Y fue también en Córdoba donde amanecieron sus condiciones. Se las advirtieron a los nueve años sus profesores en la Escuela de Tauromaquia, pero la carrera de altibajos Ortega no es la de un niño prodigio, sino la de un prodigio adulto que se ha reivindicado en la madurez.

 

Porque estaba más o menos desahuciado. La alternativa en Pozoblanco de manos de Enrique Ponce (2014) no le concedió demasiada continuidad. Hizo bien en terminar los estudios de ingeniero agrónomo y en aceptar una oportunidad desesperada en Las Ventas el 15 de agosto de 2018. La oreja que arrancó al toro de Valdefresno le puso en órbita, tanto como lo hizo una faena excepcional cobrada en Linares en la anomalía de la pandemia (2020). Las cámaras de Movistar documentaron el acontecimiento. Y sirvieron de pretexto al relanzamiento de una carrera que parecía condenada a la marginalidad o la condescendencia del buen ambiente.

 

De hecho, la explosión mayúscula de Ortega se ha precipitado diez años después de haber tomado la alternativa. La hegemonía del morantismo abrumaba a los toreros de arte, pero el delfín de Triana ha conseguido postularse a la sucesión. Estuvo en el ruedo de La Maestranza cuando Morante cortó el rabo el pasado año. Y fue Morante esta vez quien asistió desde el callejón a la insolencia creativa del colega sevillano, compañero de cartel también en esta ocasión. La pureza de los muletazos se correspondía con la inverosímil despaciosidad. Cuestión de ritmo, de cadencia. De mucho valor (nada más peligroso que embraguetarse al ralentí).

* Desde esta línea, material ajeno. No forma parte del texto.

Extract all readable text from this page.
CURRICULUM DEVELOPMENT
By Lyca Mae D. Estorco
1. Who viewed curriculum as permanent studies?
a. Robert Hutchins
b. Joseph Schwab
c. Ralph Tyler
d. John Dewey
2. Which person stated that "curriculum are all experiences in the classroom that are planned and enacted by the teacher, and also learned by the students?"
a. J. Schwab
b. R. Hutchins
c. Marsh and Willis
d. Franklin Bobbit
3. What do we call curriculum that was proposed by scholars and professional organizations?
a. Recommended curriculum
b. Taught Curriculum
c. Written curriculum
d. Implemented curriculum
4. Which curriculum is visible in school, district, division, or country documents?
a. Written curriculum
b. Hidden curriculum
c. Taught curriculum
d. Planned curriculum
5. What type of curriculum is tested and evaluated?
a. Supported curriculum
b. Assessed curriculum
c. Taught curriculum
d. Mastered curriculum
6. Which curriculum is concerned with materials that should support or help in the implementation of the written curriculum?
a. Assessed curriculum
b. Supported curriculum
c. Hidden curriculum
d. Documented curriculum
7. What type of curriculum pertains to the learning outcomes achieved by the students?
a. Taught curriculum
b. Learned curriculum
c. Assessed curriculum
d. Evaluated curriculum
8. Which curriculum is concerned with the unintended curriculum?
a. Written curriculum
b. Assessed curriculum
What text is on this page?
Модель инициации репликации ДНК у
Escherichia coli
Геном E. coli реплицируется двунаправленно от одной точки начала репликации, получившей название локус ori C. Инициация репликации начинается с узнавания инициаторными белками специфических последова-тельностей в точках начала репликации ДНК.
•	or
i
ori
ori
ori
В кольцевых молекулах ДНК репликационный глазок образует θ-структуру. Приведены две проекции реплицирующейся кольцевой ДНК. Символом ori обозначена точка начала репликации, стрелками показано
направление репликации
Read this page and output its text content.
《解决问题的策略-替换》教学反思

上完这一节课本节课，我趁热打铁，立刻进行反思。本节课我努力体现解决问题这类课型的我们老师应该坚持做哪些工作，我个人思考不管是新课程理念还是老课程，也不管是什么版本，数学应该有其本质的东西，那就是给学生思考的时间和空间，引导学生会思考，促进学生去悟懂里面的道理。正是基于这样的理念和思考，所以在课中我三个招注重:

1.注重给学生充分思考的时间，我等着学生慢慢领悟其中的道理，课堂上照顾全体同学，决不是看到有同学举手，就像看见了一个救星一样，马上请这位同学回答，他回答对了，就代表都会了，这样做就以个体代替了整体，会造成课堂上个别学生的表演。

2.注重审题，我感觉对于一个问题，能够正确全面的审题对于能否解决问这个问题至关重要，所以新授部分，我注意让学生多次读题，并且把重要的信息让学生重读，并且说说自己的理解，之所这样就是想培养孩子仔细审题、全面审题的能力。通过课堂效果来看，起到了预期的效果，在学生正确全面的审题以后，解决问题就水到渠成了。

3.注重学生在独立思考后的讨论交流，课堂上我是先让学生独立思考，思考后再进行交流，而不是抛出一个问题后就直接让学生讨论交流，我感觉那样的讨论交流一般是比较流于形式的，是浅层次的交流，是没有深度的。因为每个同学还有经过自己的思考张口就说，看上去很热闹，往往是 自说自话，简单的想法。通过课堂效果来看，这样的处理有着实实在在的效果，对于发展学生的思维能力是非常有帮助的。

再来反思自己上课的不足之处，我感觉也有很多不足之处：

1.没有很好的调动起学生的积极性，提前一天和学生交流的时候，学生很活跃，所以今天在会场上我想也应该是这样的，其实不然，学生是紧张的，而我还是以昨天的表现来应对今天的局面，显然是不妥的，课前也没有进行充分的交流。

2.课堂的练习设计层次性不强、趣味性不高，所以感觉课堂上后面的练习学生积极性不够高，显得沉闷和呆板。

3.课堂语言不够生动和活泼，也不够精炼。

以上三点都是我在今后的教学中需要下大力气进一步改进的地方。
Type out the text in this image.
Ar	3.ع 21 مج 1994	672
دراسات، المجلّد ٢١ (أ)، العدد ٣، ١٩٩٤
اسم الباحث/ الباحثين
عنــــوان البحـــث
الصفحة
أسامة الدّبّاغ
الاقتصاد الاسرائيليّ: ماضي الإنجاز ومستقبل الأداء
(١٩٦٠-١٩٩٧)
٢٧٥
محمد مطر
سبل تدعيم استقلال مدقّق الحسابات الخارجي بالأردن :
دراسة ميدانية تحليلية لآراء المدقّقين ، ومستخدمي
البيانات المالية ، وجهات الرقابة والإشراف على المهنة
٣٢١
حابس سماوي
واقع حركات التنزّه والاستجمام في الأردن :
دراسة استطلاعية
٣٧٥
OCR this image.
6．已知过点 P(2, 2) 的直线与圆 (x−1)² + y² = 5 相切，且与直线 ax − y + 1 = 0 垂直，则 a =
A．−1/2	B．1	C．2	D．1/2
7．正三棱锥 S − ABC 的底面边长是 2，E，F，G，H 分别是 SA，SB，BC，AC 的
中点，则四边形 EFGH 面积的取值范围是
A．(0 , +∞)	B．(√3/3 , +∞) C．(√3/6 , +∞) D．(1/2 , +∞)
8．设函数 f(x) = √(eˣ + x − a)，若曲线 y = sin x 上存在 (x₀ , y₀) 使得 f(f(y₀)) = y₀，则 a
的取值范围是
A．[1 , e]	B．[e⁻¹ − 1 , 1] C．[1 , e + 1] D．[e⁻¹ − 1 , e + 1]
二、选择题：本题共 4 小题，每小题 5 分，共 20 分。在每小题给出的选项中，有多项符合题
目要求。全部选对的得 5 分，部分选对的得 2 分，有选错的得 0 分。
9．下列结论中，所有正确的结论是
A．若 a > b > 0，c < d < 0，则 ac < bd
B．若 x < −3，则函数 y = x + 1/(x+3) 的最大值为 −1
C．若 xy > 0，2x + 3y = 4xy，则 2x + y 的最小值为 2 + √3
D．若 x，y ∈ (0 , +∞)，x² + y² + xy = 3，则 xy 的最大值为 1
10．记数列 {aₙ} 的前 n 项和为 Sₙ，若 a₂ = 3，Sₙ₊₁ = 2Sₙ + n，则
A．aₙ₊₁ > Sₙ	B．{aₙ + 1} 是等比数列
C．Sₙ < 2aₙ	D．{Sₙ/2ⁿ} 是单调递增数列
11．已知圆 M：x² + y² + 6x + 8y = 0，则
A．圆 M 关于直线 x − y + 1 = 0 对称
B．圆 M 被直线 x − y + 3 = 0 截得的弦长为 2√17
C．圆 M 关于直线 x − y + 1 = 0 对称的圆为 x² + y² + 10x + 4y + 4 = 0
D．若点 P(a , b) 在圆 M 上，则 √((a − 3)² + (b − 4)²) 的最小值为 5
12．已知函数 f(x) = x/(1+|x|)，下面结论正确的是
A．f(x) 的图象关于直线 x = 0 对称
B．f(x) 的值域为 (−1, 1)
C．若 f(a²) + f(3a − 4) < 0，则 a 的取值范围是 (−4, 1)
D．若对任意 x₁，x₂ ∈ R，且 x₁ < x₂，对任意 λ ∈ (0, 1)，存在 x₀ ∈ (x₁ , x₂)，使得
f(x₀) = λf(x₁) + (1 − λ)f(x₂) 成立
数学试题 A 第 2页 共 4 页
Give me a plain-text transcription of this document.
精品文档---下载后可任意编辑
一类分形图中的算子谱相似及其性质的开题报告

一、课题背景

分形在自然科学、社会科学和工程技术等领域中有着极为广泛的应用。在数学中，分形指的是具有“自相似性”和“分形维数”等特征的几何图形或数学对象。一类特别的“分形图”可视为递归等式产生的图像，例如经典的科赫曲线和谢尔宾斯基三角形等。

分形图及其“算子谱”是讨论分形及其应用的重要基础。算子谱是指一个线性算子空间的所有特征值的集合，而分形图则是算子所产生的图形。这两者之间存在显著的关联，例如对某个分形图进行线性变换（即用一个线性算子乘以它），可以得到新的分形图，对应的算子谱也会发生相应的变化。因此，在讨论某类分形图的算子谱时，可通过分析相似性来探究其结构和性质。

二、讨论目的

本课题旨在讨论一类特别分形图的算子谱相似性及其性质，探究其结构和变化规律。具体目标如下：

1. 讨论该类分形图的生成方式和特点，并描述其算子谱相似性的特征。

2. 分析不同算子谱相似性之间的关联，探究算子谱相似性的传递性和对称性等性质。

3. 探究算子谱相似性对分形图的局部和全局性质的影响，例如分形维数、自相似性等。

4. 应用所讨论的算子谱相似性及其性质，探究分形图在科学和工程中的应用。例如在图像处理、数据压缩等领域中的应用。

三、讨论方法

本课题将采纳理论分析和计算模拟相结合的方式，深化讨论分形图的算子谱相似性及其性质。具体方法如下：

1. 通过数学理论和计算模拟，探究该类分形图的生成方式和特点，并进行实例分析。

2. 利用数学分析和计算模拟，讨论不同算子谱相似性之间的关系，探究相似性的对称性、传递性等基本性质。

Y de sentido de la medida, incluido el estoconazo con el que remató su obra.

 

Resulta que Ortega también ha aprendido a resolver el trance de la suerte suprema. No se le escapan los toros que cuaja. El pragmatismo le distingue de los colegas artistas. Y lleva gente a las plazas. No tanta como Roca Rey, pero mucha más de la que arrastran los toreros de su estirpe.

 

Se ha puesto las cosas difíciles a sí mismo Juan Ortega, pero la cuna de Triana y la forja cordobesa sobrentienden una aleación de desgarro y senequismo que el maestro somatiza en muletazos eternos, evocando el estribillo que el mago argentino René Lavand —puesto que de magia hablamos— mencionaba en todas sus proezas: «No se puede hacer más lento».